Questions to Ask Fulfillment Companies

Below are some questions you'll want to ask fulfillment companies when you compare. After you review
the responses, you can prioritize which company best fits your needs.

1) What type of fulfillment services do you specialize in?


2) Where are you located? Headquarters and other facilities?
3) Which locations would you recommend using for my company?
4) What is your average turn around time for a product like mine?
5) What is an average shipping time for a product like mine?
6) Do you offer guarantees for your turn around time?
7) What is your policy if my product is damaged while you are handling it?
8) What if it is damaged during the shipping process?
9) Who will be my main contact if I become a customer? Where are they located?
10) What does a typical fee structure look like?
11) What is your minimum contract length?
12) What type of insurance do you carry and what does it cover in relation to my products?
13) What are your standard payment terms?
14) Who do you recommend shipping with?
15) What type of shipping discounts do you receive?
16) Do I pay your company for shipping or do I pay the shipping company directly?
17) What do you think is the most efficient way to package my product?
How to Choose a Fulfillment Provider

The MFSA (Mailing and Fulfillment Service Association) lists thousands of providers in the continental
U.S. alone. How does a business go about choosing the best provider?
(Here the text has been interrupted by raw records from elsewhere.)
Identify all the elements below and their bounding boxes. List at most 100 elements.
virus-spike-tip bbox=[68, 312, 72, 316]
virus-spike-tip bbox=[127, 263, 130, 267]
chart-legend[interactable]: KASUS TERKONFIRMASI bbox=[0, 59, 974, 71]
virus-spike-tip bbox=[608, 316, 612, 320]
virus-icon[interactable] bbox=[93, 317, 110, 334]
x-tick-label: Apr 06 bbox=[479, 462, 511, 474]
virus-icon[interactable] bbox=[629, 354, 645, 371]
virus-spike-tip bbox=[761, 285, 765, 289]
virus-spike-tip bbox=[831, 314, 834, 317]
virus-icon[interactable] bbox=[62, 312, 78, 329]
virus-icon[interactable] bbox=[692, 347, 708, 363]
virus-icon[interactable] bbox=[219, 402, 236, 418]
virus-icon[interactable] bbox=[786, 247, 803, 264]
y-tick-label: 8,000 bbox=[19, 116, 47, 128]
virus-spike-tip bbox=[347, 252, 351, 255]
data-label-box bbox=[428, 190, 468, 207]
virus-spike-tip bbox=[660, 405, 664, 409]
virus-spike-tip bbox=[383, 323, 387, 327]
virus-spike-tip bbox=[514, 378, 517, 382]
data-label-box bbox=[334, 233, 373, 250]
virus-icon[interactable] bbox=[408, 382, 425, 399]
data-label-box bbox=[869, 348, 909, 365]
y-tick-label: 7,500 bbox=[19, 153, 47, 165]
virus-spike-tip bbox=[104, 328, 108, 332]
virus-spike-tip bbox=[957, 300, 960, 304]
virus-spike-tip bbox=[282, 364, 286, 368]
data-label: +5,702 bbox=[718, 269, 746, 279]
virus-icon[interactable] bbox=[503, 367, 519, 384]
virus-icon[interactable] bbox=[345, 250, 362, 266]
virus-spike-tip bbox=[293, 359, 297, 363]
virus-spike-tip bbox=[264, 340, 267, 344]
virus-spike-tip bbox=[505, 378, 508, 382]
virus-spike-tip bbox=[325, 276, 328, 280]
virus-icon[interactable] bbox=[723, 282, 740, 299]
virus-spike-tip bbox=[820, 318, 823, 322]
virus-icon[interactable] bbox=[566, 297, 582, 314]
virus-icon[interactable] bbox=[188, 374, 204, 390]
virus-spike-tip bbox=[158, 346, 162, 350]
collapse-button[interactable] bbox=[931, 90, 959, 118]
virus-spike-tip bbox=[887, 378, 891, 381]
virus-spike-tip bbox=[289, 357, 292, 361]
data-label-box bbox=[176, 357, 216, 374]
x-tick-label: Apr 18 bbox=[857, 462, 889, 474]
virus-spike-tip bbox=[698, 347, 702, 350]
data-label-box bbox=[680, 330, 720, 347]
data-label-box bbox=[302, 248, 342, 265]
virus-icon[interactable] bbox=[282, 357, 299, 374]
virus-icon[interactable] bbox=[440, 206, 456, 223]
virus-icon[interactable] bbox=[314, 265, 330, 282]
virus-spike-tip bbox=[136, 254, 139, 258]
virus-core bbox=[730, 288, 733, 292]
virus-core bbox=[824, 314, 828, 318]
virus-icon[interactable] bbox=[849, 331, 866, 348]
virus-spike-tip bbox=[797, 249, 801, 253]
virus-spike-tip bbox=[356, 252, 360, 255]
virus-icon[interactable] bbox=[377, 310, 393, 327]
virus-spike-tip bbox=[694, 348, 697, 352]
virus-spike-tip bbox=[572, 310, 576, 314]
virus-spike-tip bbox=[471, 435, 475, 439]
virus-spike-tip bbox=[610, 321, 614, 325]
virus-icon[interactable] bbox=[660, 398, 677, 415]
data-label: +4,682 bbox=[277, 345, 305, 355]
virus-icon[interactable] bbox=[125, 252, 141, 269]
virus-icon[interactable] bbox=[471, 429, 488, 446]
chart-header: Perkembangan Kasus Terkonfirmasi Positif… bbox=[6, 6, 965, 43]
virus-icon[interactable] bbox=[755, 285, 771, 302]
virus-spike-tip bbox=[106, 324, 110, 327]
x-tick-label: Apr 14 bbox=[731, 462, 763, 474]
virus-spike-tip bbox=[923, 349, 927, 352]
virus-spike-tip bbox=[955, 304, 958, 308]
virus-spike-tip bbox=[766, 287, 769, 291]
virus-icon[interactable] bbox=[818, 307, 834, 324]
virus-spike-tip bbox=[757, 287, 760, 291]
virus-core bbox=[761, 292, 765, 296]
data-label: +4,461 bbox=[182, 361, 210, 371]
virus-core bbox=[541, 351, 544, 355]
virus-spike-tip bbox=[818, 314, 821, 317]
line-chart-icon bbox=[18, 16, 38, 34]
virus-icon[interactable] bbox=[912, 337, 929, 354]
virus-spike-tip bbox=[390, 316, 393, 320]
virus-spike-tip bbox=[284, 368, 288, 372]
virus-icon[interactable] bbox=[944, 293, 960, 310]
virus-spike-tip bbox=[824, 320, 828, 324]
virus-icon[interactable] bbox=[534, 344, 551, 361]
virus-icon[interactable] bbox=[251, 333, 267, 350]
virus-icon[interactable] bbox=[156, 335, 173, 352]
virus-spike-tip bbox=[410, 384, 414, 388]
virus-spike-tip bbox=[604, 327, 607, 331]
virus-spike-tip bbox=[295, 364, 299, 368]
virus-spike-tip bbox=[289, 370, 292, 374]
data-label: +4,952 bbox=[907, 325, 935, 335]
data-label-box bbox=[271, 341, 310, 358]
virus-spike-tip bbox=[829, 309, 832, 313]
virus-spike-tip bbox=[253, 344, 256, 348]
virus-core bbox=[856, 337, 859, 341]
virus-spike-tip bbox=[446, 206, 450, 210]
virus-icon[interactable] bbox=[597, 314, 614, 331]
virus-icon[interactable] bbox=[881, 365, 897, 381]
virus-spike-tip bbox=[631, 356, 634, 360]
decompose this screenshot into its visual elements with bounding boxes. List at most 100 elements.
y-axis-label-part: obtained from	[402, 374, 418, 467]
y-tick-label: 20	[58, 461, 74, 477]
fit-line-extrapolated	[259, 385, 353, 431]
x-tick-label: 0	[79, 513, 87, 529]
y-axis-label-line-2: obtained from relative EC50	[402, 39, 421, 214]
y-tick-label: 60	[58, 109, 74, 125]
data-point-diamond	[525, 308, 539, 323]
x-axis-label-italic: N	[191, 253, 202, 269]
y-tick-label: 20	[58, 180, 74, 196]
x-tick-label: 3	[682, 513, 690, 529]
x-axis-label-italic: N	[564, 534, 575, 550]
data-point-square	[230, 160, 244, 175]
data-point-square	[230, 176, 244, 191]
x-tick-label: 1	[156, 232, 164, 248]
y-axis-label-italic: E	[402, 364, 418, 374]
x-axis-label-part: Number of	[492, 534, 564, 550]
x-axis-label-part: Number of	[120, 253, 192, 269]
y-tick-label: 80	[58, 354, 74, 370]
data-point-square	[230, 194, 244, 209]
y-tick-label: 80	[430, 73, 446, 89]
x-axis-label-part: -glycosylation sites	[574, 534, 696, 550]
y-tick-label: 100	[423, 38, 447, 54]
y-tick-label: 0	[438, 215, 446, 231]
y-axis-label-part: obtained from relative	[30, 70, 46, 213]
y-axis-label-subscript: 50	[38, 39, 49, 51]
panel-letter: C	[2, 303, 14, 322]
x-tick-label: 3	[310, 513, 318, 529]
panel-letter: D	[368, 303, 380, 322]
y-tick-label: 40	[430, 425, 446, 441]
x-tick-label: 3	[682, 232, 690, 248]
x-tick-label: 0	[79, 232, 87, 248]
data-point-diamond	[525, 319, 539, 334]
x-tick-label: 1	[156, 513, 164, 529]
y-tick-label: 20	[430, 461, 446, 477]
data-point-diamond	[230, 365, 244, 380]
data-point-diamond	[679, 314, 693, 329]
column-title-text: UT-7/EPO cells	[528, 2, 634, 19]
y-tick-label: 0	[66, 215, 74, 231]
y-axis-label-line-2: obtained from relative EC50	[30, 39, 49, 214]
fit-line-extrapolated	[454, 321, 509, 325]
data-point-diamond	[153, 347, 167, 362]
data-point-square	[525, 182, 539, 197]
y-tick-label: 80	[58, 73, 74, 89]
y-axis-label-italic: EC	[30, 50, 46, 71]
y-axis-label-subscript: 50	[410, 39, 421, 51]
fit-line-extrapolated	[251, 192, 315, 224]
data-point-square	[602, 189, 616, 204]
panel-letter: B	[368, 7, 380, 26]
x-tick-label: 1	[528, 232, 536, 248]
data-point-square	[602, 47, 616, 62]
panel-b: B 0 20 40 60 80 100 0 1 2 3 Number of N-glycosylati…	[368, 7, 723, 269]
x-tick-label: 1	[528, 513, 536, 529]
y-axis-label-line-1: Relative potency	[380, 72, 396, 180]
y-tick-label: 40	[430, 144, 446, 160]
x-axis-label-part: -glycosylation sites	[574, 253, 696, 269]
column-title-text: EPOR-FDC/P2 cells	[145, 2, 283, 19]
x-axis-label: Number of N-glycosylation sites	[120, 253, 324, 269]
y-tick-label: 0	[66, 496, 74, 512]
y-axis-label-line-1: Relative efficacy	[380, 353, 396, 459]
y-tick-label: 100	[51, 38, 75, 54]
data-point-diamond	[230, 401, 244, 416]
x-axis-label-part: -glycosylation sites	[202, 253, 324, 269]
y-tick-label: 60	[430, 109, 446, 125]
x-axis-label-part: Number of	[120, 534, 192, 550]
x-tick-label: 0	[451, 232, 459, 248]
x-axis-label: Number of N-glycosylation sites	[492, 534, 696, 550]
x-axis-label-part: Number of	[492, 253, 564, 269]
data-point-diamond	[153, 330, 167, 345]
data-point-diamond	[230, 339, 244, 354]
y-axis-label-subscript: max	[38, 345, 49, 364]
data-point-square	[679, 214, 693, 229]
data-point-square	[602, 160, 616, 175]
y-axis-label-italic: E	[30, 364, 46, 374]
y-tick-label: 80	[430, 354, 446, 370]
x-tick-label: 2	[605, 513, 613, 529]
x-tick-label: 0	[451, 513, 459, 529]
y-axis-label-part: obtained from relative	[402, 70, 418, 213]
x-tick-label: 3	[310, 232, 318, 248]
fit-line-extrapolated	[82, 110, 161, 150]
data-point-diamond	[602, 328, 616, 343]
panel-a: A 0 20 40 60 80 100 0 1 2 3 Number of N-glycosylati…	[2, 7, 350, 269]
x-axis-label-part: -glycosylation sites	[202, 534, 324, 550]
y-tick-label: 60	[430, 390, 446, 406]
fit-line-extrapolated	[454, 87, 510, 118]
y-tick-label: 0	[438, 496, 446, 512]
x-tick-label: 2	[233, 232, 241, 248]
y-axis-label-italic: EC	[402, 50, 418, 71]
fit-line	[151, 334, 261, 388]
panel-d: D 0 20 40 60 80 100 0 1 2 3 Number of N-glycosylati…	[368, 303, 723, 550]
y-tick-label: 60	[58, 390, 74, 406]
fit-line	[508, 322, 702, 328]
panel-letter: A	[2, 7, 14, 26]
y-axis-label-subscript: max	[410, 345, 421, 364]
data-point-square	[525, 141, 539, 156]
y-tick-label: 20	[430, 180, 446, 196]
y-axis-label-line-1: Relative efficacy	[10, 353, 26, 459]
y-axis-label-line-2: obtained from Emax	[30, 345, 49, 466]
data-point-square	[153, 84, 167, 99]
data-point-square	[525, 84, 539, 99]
 Location: Shipping costs will be lower if you choose a provider that is geographically situated
close to your customer base. Also take into account the provider’s distance from your suppliers-
saving on shipping costs on both ends is possible if you choose the location of your provider
strategically.
 Services Provided: Make sure the provider is able to track and record shipments and manage
your inventory in a manner you find acceptable. Some providers offer additional services, such
as credit card and order processing, which can be especially convenient for internet-based
businesses with large sales volume.
 Customer Service: Get written estimates before routing shipments to a provider’s
warehouse. Ask if you’ll have a dedicated “rep” or point of contact- a responsive provider is
generally a safe choice.
 Check References: Check the MFSA website, Dun & Bradstreet, the BBB, and your local
Chamber of Commerce for references. The USPS or logistics companies like FedEx, UPS,
DHL are also a good source of local recommendations. Ask if the company is ISO 9000
certified, a certification that means they follow certain standard management procedures. Ask
about the shrinkage rate, or number that describes the percentage of inventory that is lost,
damaged, or stolen- it should not exceed about 2-3%.